A block is incrementally valid, relative to a predecessor block, iff (all of):

  1. The block's relation to its predecessor is correct, specifically (all of):
    • a) The block height is that of its predecessor plus one.
    • b) The prev_block_digest of the header equals the hash of the given predecessor block.
    • c) The prev_block_digest is the most recently accumulated element in the block_mmr_accumulator.
    • d) The block timestamp must be later than that of the predecessor plus the minimum block time. The minimum block time is set to 60 seconds.
    • e) The target difficulty was updated in accordance with the difficulty control algorithm.
    • f) The current block's cumulative proof-of-work number equals that of the predecessor plus the predecessor's difficulty.
    • g) The block timestamp is not set further in the future, relative to the host machine's clock, than the futuredating limit, which is 5 minutes.
  2. The block's stand-alone non-transaction data is correct, specifically (all of):
    • a) The block appendix contains the expected claims. At present, the list of expected claims contains only one item: the claim that the block's transaction is valid.
    • b) The block appendix does not contain too many claims. The limit is 500.
    • c) The block proof is of the right type, namely SingleProof. (This variant lives on BlockProof and is distinct from the like-named variant living on TransactionProof.) The alternatives are Genesis and Invalid.
    • d) The proof passes Triton VM verification. The input for the claim is the block mast hash; the output is the (concatenation of) hashes of claims in the appendix; and the program is the BlockProgram. The BlockProgram merely proves the integral verification of all claims in the appendix.
    • e) The block does not exceed the maximum size, which is set to 1'000'000 BFieldElements, or 8 MB.
  3. The block's transaction is correct, specifically (all of):
    • a) The removal records can be unpacked. Phrased differently, failure to unpack the removal records results in a format error.
    • b) All removal records must be removable from the mutator set as it was after the predecessor block.
    • c) The absolute index sets of all removal records must be unique.
    • d) The transaction, along with the block's guesser fee addition records, gives rise to a valid mutator set update. This step can fail, for instance, if the transaction fee is negative.
    • e) This mutator set update can be applied to the mutator set as it was after the previous block.
    • f) The transaction timestamp does not exceed the block timestamp.
    • g) The coinbase amount does not exceed the block subsidy for this height.
    • h) The coinbase amoune is not negative.
    • i) The fee must not be negative.
    • j) The number of inputs is not too large. The limit is set to 16384.
    • k) The number of outputs is not too large. The limit is set to 16384.
    • l) The number of announcements is not too large. The limit is set to 16384.

C: Mmr Membership

Note: This section describes an intended future rule for block validity. It is not currently supported.
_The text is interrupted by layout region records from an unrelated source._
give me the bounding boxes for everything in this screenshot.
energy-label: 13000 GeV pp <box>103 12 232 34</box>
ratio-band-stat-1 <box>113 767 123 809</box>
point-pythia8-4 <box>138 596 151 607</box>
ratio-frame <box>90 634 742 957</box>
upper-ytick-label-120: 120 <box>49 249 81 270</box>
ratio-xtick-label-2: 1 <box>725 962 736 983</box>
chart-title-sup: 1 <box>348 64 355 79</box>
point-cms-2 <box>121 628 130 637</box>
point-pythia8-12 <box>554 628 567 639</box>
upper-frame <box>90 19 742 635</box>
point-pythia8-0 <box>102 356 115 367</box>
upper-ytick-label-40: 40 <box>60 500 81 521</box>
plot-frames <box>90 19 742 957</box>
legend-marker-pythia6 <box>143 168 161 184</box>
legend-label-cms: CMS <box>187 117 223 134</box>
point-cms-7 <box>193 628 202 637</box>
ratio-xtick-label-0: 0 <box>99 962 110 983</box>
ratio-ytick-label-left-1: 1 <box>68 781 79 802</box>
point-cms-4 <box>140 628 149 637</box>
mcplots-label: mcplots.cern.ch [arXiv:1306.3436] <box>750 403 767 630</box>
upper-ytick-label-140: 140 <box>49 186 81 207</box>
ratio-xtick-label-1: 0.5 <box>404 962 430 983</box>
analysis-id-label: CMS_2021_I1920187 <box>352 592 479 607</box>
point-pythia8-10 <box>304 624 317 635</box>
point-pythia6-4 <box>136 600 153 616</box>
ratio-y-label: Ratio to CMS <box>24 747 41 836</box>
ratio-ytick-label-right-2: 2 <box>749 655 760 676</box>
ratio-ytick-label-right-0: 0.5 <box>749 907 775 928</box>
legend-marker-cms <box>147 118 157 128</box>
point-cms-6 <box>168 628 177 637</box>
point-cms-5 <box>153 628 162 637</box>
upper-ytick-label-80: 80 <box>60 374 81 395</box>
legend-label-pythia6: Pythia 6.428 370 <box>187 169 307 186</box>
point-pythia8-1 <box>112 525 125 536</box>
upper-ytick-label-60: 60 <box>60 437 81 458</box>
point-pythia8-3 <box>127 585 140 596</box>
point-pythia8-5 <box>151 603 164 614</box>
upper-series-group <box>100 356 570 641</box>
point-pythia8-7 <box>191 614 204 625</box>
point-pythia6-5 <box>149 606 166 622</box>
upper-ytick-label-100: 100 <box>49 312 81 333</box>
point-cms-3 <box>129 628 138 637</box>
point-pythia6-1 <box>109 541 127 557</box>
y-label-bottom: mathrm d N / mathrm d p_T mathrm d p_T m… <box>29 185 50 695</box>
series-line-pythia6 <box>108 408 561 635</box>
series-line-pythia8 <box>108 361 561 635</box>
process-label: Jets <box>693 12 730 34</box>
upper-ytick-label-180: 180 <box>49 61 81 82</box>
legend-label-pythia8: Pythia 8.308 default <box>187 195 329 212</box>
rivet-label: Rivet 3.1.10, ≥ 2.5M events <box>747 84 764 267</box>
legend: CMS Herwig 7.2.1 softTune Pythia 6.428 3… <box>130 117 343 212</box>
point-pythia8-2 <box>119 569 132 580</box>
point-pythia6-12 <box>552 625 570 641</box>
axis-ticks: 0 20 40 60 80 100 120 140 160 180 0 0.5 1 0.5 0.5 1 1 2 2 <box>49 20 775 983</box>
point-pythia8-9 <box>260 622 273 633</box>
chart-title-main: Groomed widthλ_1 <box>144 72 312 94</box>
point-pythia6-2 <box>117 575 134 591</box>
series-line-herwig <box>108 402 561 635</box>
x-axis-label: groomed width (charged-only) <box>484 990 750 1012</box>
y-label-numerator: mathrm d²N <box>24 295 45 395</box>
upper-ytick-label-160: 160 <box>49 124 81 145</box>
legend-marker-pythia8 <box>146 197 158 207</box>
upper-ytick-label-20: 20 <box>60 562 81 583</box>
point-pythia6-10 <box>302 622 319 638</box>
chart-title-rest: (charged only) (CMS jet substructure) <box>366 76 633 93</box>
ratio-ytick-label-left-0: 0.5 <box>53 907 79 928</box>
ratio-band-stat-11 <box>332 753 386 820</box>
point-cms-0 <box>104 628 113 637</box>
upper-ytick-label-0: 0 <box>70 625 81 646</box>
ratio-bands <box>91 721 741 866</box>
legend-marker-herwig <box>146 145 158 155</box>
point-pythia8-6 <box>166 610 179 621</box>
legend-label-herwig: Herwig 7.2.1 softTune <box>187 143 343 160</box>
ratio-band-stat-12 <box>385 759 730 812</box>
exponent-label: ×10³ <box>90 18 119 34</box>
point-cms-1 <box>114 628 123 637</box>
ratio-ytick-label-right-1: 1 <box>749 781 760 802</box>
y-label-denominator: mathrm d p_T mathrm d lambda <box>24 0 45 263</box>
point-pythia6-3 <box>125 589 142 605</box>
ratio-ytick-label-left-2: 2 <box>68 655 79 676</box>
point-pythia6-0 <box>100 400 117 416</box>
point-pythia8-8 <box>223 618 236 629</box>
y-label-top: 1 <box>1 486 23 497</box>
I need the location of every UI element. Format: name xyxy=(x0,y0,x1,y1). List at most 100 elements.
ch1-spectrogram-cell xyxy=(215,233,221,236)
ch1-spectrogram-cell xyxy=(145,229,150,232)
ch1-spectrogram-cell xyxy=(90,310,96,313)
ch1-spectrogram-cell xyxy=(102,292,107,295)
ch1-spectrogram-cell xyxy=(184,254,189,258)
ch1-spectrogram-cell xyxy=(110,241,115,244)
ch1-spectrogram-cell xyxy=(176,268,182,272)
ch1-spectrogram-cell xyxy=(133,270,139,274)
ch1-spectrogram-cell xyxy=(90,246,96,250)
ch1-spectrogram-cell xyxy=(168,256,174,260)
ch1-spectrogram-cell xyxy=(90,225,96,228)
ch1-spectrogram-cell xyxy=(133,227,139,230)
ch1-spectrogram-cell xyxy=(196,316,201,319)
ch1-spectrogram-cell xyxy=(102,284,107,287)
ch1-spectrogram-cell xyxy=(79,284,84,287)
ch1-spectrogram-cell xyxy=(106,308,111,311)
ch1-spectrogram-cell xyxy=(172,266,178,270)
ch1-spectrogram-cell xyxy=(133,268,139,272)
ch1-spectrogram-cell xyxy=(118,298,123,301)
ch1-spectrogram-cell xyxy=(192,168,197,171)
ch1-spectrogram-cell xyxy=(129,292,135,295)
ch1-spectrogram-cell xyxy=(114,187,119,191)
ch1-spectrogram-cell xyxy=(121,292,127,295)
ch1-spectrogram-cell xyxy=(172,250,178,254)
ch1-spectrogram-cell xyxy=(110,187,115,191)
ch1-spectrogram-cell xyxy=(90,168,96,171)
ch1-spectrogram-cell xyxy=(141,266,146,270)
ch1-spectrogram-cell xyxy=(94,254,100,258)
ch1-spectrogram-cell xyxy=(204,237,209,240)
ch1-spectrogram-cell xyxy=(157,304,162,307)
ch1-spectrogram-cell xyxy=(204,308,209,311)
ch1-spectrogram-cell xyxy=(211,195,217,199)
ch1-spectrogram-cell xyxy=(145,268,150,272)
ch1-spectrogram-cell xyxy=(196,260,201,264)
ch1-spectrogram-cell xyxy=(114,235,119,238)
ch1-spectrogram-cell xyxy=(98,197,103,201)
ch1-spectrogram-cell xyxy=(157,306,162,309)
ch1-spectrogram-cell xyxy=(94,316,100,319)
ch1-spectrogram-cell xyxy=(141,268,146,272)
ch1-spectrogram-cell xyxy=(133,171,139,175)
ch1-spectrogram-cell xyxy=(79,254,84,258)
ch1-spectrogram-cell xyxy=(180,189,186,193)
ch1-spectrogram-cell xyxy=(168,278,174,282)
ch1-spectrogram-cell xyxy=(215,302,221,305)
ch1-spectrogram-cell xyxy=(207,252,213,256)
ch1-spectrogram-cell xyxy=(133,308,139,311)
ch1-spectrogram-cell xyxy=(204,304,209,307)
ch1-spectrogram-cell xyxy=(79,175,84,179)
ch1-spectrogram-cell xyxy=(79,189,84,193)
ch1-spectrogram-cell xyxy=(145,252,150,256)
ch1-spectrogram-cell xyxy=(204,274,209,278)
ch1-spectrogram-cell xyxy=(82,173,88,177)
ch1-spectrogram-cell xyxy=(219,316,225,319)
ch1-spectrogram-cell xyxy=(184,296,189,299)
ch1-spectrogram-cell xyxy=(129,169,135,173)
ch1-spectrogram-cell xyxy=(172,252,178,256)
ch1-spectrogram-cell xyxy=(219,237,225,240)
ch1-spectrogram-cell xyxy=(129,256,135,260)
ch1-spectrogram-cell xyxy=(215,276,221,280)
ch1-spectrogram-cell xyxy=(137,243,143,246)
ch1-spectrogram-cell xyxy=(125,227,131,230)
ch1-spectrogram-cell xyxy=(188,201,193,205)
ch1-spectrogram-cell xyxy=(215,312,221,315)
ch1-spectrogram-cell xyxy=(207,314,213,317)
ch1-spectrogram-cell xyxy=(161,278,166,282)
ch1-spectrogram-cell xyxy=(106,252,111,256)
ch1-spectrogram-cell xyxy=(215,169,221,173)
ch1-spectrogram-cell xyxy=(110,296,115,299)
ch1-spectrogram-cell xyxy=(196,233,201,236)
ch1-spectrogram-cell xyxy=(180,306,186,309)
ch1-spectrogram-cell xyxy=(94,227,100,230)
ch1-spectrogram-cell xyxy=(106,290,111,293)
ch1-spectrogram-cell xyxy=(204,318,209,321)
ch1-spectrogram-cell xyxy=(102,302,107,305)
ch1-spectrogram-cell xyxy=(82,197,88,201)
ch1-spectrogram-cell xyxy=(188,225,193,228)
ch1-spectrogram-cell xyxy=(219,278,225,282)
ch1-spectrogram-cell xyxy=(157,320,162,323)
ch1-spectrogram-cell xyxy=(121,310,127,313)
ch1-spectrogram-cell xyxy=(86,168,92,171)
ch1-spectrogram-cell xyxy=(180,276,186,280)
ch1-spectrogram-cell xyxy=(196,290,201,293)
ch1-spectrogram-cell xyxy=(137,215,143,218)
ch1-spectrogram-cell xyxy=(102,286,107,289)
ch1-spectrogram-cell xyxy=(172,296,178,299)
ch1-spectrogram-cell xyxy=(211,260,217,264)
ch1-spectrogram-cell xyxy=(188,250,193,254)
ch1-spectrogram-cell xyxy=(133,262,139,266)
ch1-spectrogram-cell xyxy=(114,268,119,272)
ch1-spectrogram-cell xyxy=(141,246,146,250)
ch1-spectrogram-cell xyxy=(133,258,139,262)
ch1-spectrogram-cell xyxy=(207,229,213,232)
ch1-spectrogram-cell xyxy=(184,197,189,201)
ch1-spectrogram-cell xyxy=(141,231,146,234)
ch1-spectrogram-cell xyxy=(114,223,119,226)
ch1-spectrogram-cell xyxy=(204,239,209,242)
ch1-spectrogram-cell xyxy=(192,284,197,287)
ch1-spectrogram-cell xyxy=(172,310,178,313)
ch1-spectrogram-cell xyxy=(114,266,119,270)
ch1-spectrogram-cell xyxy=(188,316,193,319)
A block is valid if it lives in the block_mmr_accumulator of a valid block. This feature ensures several things.

  1. It is possible to prove that one block is an ancestor of another.
  2. Archival nodes do not need to store old block proofs; storing the most recent block proof suffices.
  3. Non-tip blocks can be quickly verified to be valid and, if the receiver is synchronized to the tip, canonical as well.
  4. In case of reorganization, storing the now-abandoned tip proof continues to suffice to establish the validity of shared blocks. (That said, an archival node should prove canonicity of shared blocks also, and to do this he must synchronize and download all blocks on the new fork.)

Confirmability

A block is confirmable if (all of):

  • a) it is valid
  • b) its timestamp is less than the futuredating limit (5 minutes) into the future
  • c) its size is less than the MAX_BLOCK_SIZE (1'000'000) in BFieldElements
  • d) its hash is less than the previous block's target_difficulty.

Confirmability is not something that can be proven. It must be checked explicitly by the node upon receiving the block.

Canonicity

A block is canonical if it lives on the chain with the most cumulative proof-of-work. However, the fork chain rule is only evaluated if an incoming block has a different height than the current block.